A Pin1/PML/P53 axis activated by retinoic acid in <i>NPM-1c</i> acute myeloid leukemia
Rita Hleihel, Hiba El Hajj, Hsin-Chieh Wu, Caroline Berthier, Hong‐Hu Zhu, Radwan Massoud, Zaher Chakhachiro, Marwan El Sabban, Hugues de Thé, Ali Bazarbachi
Abstract
Retinoic acid (RA) was proposed to increase survival of chemotherapy- treated patients with nucleophosmin-1 (NPM-1c)-mutated acute myeloid leukemia. We reported that, ex vivo, RA triggers NPM-1c degradation, P53 activation and growth arrest. PML organizes domains that control senescence or proteolysis.

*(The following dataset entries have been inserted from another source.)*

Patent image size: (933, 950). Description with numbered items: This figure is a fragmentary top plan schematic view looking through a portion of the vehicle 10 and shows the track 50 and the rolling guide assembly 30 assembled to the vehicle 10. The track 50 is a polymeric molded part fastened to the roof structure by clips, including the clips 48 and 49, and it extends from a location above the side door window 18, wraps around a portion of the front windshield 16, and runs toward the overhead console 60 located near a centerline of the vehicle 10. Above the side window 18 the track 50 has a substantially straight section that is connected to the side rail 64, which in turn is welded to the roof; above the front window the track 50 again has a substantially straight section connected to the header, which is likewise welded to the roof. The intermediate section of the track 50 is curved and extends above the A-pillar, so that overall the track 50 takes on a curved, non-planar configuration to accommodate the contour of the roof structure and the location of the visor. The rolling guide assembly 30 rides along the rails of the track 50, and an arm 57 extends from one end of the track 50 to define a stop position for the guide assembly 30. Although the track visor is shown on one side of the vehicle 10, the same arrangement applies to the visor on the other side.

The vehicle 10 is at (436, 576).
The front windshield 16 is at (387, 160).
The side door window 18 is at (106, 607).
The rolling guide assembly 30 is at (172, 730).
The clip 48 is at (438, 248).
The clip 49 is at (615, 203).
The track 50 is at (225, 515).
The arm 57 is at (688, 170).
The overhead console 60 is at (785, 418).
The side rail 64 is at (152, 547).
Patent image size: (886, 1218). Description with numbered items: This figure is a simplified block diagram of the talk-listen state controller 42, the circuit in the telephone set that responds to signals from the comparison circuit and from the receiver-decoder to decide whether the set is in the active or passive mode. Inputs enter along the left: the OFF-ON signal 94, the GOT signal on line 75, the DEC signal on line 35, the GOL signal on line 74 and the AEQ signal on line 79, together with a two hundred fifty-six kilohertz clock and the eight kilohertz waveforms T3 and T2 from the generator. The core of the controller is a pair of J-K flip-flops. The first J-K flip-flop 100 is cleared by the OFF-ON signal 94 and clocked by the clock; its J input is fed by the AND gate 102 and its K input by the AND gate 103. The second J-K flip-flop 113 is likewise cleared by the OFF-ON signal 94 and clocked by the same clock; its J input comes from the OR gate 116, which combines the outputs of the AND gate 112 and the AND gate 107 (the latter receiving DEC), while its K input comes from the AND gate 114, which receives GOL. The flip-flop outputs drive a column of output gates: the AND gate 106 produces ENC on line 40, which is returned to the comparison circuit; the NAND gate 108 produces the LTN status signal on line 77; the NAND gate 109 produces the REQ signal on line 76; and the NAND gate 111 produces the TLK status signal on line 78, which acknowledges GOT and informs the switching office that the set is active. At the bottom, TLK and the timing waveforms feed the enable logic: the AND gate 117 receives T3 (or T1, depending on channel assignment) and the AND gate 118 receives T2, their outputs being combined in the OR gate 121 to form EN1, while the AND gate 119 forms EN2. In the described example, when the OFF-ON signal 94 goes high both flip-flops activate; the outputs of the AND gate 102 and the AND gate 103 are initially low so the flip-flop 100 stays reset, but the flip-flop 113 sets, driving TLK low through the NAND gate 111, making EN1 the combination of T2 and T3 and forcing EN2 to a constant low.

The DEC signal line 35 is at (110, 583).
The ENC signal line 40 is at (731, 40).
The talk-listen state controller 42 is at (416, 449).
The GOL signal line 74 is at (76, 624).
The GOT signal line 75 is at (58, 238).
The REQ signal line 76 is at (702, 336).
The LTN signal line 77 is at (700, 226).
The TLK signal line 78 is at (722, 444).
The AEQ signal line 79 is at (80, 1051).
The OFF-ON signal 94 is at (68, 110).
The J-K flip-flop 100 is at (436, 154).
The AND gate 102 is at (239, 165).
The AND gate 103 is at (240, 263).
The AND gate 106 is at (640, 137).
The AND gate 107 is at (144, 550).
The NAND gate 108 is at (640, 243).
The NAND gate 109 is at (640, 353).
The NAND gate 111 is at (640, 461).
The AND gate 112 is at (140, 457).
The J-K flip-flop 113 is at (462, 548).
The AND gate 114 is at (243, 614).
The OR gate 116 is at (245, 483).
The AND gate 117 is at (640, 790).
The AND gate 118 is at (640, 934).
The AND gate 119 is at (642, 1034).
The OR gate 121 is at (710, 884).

Here, we demonstrate that PML is required to initiate RA-driven NPM-1c degradation, P53 activation and cell death. Mechanistically, RA enhances PML basal expression through inhibition of activated Pin1, prior to NPM-1c degradation. Such PML induction drives P53 activation, favoring blast response to chemotherapy or arsenic in vivo. This RA/PML/P53 cascade could mechanistically explain RA-facilitated chemotherapy response in patients with NPM-1c mutated acute myeloid leukemia.